Más tarde, la atención de los presentes se intensificó cuando llegó el turno de interpretar unas de las canciones más crudas, más reales de “Los Espíritus”: Negro Chico, que relata la historia de un niño hambriento al que su madre mandó a pedir en las calles. “Juntando las monedas, Negro Chico así aprendió a contar”. Un verso que se repite nuevamente y culmina sin remilgos: “Se traga el llanto Negro Chico porque es de putos ponerse a llorar”.

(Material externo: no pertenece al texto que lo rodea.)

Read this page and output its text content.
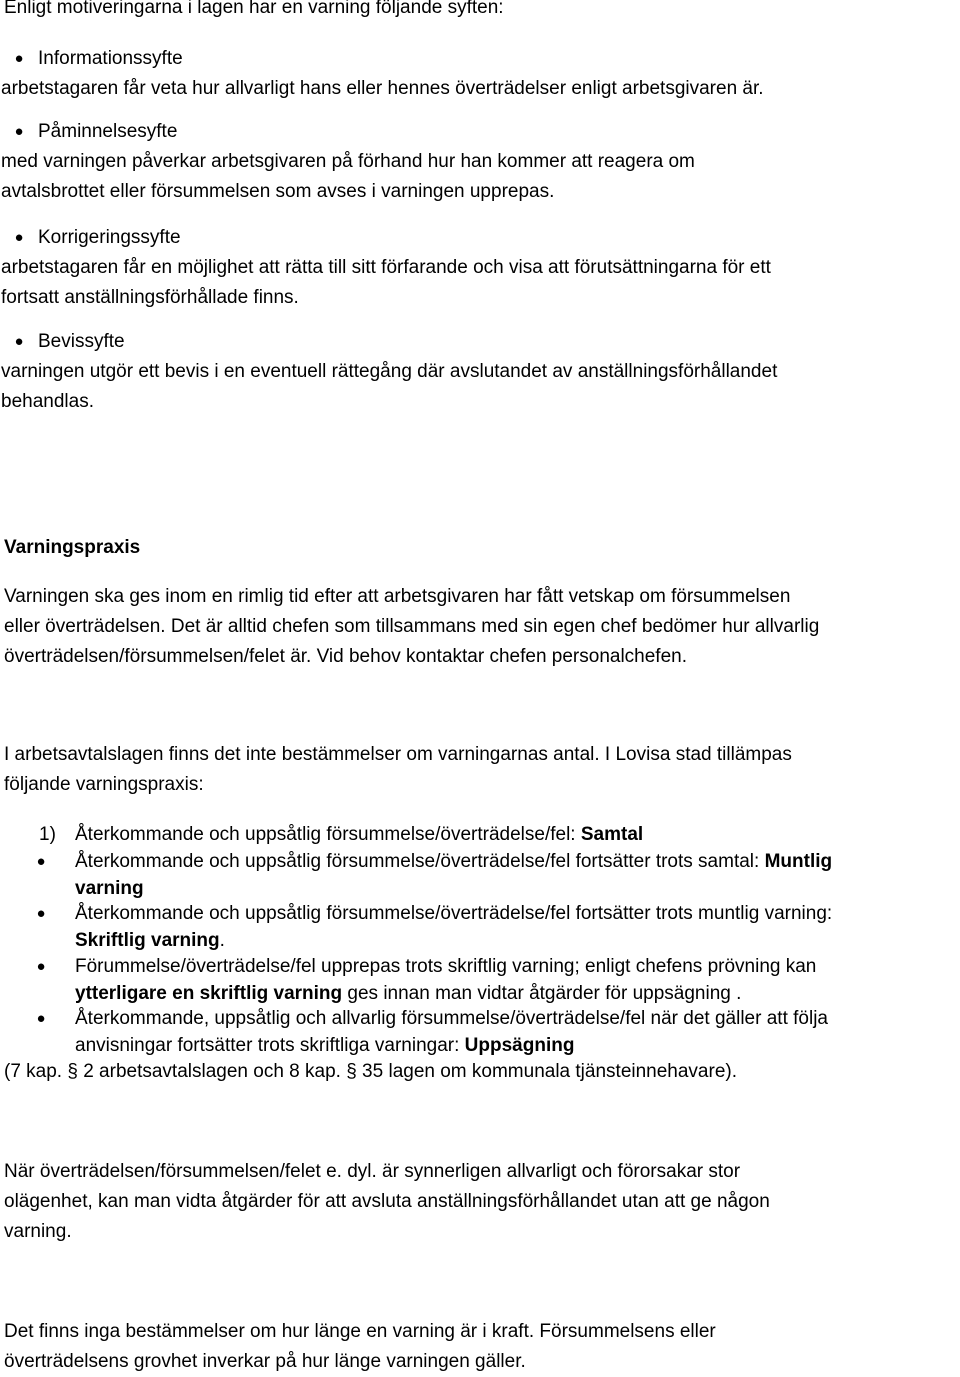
Enligt motiveringarna i lagen har en varning följande syften:

● Informationssyfte
arbetstagaren får veta hur allvarligt hans eller hennes överträdelser enligt arbetsgivaren är.
● Påminnelsesyfte
med varningen påverkar arbetsgivaren på förhand hur han kommer att reagera om
avtalsbrottet eller försummelsen som avses i varningen upprepas.
● Korrigeringssyfte
arbetstagaren får en möjlighet att rätta till sitt förfarande och visa att förutsättningarna för ett
fortsatt anställningsförhållade finns.
● Bevissyfte
varningen utgör ett bevis i en eventuell rättegång där avslutandet av anställningsförhållandet
behandlas.
Varningspraxis
Varningen ska ges inom en rimlig tid efter att arbetsgivaren har fått vetskap om försummelsen
eller överträdelsen. Det är alltid chefen som tillsammans med sin egen chef bedömer hur allvarlig
överträdelsen/försummelsen/felet är. Vid behov kontaktar chefen personalchefen.
I arbetsavtalslagen finns det inte bestämmelser om varningarnas antal. I Lovisa stad tillämpas
följande varningspraxis:
1) Återkommande och uppsåtlig försummelse/överträdelse/fel: Samtal
● Återkommande och uppsåtlig försummelse/överträdelse/fel fortsätter trots samtal: Muntlig
varning
● Återkommande och uppsåtlig försummelse/överträdelse/fel fortsätter trots muntlig varning:
Skriftlig varning.
● Förummelse/överträdelse/fel upprepas trots skriftlig varning; enligt chefens prövning kan
ytterligare en skriftlig varning ges innan man vidtar åtgärder för uppsägning .
● Återkommande, uppsåtlig och allvarlig försummelse/överträdelse/fel när det gäller att följa
anvisningar fortsätter trots skriftliga varningar: Uppsägning
(7 kap. § 2 arbetsavtalslagen och 8 kap. § 35 lagen om kommunala tjänsteinnehavare).
När överträdelsen/försummelsen/felet e. dyl. är synnerligen allvarligt och förorsakar stor
olägenhet, kan man vidta åtgärder för att avsluta anställningsförhållandet utan att ge någon
varning.
Det finns inga bestämmelser om hur länge en varning är i kraft. Försummelsens eller
överträdelsens grovhet inverkar på hur länge varningen gäller.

Las últimas, las del estribo
La noche continuó con el calor apoderado de nuestras sombras desatadas, perdidas en el fuego embriagador y sin ningún avisto de retorno. Cantos, bailes, risas, y hasta la mordida de Maxi, el líder del grupo, a una jugosa fruta que no alcancé a divisar, fueron parte del viaje que nos subió un rato a La rueda que mueve al mundo, esa que no para de girar y girar.
Un tanto atolondrada, cerré los ojos; moví mis manos y caderas, obedeciendo con empeño un mandato que resonó. “Remen ya, vamos a la luna”, invitación que no cesaba. “¿Cuándo?”, pensaba en medio del éxtasis. Un sacudón de timbales lo dejó claro: “El día de hoy, en este instante la luna llena es un buen momento”. Y sí que fue un gran momento, la luna como testigo silente de un concierto que no dejó a nadie indiferente, tanto que unos pidieron más. Llegada la hora de partir, en la calle apenas percibí el frío de la medianoche, el cuerpo todavía arde. Espero, mañana, pronto, volverlos a ver.

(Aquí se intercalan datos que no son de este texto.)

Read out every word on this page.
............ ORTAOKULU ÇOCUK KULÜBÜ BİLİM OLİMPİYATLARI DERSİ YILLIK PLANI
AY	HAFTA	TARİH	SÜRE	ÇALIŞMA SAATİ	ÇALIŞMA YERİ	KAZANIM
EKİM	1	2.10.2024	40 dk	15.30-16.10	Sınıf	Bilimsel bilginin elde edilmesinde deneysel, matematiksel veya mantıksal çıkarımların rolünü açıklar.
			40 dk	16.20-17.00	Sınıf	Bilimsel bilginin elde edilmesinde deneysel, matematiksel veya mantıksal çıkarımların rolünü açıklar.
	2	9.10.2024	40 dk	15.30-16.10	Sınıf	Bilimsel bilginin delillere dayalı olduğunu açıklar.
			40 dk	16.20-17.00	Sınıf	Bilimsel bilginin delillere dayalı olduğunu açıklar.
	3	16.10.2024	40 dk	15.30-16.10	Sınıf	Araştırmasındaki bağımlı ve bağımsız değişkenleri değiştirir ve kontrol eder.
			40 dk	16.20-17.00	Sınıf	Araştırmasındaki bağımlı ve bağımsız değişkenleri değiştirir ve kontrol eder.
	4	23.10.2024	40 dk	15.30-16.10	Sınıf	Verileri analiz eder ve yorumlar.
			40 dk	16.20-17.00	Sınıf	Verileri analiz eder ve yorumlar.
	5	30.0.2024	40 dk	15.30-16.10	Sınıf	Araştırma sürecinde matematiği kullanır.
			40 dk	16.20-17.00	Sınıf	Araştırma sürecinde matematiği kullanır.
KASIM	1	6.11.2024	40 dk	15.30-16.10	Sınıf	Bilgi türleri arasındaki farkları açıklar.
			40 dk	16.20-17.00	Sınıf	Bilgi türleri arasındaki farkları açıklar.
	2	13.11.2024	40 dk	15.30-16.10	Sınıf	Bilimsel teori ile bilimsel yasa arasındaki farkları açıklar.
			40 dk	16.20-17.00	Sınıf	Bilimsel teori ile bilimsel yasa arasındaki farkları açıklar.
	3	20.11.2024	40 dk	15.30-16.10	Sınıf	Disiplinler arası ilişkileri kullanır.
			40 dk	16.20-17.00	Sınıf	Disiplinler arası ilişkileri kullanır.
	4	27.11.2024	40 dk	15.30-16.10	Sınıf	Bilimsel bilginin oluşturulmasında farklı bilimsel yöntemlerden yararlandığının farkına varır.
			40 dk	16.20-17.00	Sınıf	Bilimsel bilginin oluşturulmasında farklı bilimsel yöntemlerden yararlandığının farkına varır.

María Laura Padrón (Puerto Cabello, 1992). Transeúnte y periodista. Vive en la búsqueda permanente de las historias detrás de los rostros, gestos, pisadas. Haciendo malabares en este mundo circense, en el que aspira jamás perder la capacidad de asombro ante lo que, en apariencia, resulta nimio. Su trabajo periodístico ha sido publicado en los diarios venezolanos El Nacional y Notitarde y en la revista digital Clímax.
Las fotos del concierto son obra de Delukas Kraus.